The V3s can navigate pretty well across hardwood and over flat rugs without getting into trouble, provided you don't have any stray cables that the spinning brush will get tangled in. You'll also have to make sure to remove the Velcro overlay on the bottom of the device. Otherwise, the unit can stick to a rug.
Annoyingly, the V3s doesn't always sound an alert when it's stuck, so I had no idea when it got jammed up. All I could hear in the other room was that it was working, so I figured it was dutifully doing its job.
The V3s is good at picking up whatever it can fit into its little mouth. For instance, it managed to gobble up all 20 grams of Cheerios we laid out for it on carpet flooring, though it took about an hour and a half to grab everything in its sight. It was less accurate with sawdust and flour, however, partly because its wheels kept slipping in the mess.
On a vinyl surface, it picked up just 27 percent of the sawdust laid down; both the RoboVac 11 and the Deebot M82 got everything.
In our lab tests, we found that even though the V3s sucked up clumps of hair, that hair tended to get caked on around the edges of the vacuum. However, it performed surprisingly well, picking up 100 percent of hair on both wood and vinyl surfaces, and 81 percent on carpet. By comparison, the RoboVac managed just 11 percent on vinyl and 60 percent on wood, and the Deebot failed completely at picking up hair on wood.
Like its robot cousins, the iLife V3s offered stellar battery life. Its 2,600-mAhah battery worked consistently for an hour and a half before it needed to dock. It's great that it can last that long on the floor, especially considering it needs time to make it back over areas where it might have missed something.

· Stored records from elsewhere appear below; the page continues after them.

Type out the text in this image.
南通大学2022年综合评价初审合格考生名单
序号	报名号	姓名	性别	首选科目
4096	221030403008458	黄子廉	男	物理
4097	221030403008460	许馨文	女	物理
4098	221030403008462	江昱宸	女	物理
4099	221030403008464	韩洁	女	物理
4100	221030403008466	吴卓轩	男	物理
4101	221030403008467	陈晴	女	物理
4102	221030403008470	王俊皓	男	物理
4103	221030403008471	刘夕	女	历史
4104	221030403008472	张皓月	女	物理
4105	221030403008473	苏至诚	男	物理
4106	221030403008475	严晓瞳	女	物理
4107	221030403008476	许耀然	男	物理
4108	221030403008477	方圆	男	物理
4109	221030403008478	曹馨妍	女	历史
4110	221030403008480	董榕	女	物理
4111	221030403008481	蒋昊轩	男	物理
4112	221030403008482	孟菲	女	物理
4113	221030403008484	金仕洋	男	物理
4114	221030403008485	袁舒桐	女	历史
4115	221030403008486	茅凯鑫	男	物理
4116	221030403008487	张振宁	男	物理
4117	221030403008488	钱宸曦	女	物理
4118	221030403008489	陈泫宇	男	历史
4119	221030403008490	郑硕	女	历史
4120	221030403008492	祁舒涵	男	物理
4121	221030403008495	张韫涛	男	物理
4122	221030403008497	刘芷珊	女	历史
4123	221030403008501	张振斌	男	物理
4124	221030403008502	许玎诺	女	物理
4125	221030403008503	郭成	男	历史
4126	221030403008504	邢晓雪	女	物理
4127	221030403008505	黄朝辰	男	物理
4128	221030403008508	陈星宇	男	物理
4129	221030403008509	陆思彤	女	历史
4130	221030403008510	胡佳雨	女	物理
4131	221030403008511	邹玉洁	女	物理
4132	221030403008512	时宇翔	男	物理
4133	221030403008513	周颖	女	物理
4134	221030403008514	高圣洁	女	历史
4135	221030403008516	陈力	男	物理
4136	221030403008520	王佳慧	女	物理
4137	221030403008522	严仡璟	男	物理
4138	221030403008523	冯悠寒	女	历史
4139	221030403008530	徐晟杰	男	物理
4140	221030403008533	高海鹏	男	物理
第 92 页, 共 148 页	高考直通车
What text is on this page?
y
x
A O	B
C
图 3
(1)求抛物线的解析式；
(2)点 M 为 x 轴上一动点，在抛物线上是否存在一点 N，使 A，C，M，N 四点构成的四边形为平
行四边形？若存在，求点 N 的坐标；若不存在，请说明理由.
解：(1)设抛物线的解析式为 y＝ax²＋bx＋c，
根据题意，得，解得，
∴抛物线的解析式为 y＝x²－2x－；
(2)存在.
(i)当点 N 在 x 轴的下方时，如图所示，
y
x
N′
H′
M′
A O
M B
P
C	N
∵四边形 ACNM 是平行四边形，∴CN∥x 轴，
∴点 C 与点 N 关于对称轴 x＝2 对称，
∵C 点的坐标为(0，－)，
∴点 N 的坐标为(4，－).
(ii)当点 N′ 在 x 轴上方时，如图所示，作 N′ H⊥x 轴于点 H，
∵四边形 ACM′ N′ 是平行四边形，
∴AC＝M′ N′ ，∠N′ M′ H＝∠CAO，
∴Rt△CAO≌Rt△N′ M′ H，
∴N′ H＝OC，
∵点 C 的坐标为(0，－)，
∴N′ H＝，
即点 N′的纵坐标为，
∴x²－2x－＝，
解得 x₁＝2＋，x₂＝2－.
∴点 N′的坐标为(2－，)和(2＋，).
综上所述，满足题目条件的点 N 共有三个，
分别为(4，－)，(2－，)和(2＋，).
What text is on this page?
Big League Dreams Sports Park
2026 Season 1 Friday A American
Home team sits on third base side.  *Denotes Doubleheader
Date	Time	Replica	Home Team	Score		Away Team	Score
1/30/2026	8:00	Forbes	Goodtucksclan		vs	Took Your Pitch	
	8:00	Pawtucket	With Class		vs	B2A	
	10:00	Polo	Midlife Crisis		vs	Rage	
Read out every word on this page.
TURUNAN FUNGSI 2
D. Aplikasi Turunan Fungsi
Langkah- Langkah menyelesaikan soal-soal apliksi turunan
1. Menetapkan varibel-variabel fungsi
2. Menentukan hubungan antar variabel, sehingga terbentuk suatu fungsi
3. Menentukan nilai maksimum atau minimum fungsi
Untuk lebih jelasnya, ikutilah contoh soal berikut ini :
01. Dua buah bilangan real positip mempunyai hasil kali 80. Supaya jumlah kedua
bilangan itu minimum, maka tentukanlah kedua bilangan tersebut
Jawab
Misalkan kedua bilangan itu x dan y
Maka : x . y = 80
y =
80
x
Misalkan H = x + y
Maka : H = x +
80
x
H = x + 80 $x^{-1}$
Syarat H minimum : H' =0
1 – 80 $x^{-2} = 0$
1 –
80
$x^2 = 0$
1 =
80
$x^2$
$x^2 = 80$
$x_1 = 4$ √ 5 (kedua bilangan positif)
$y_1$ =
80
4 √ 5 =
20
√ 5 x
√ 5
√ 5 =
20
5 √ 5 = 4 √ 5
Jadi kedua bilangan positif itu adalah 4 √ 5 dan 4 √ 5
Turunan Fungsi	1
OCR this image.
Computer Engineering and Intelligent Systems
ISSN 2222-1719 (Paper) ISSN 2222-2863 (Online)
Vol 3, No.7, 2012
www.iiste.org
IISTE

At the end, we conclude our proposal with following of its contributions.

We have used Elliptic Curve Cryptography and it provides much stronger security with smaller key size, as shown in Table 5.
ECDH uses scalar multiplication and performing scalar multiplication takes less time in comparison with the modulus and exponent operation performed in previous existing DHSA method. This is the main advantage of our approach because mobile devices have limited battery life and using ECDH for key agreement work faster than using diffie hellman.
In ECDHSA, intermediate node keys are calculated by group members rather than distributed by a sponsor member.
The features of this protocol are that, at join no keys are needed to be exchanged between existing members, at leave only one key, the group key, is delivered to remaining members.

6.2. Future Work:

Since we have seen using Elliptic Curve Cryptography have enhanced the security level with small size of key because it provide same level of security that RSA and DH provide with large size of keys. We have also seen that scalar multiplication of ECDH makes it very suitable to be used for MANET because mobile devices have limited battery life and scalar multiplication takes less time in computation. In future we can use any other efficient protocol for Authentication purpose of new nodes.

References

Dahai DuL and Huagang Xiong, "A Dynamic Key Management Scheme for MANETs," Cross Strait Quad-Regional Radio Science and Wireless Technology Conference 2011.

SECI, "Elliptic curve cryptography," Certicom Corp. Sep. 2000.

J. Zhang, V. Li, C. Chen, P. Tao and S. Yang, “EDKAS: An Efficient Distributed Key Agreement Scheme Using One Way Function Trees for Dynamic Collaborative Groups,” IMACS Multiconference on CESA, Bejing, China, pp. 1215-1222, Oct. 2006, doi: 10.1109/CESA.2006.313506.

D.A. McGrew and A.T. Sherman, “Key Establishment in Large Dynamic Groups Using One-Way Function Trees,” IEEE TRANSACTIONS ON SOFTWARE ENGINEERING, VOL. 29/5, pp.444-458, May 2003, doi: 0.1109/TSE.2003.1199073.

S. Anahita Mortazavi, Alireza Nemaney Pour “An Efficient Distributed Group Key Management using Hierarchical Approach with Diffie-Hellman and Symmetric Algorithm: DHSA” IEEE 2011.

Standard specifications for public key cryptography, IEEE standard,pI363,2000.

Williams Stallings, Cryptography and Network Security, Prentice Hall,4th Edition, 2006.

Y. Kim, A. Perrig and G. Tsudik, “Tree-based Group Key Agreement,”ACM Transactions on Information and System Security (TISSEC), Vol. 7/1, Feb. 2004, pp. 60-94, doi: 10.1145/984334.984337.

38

Some robot vacuums don't just suck up what's on the floor; they can also mop it, or at least they advertise their attempt to. The iLife V3s comes with a snap-on mopping attachment that secures to the bottom of the device. Inside the box, there's also a piece of microfiber cloth that attaches to that snap-on piece by Velcro.
The V3s carries no cleaning fluid, however, so its mopping mode might be better used to get rid of muddy footprints on hardwood or vinyl surfaces. In the lab, we replicated just that by making mud and then stepping around vinyl flooring in soiled shoes. The V3s wasn't the best at cleaning up the footprints, though, because it doesn't have a water source. It didn't seem very useful in my house, either, where I attempted to spray a bit of water ahead of it so it would streak. It seems the microfiber cloth that's meant for mopping may be better utilized to capture errant dust bunnies instead, as a Swiffer does.
Just because you want a little help picking up around the house doesn't mean you have to spend gobs of money. However, there's something to be said for spending a little to more for something that can do the job properly. The iLife V3s can sort of manage to keep the house clean, as long as you live in a smaller place with lots of hardwood flooring and few rugs that it could get caught on. Don't get excited about its mopping abilities, either, as you're better off with a Swiffer WetJet.
If you're looking for a better budget option, consider the Eufy RoboVac 11 for about $70 more. It might seem like a big jump, but the RoboVac 11 has a rolling brush, which makes it a better choice for use on carpets and various other types of flooring.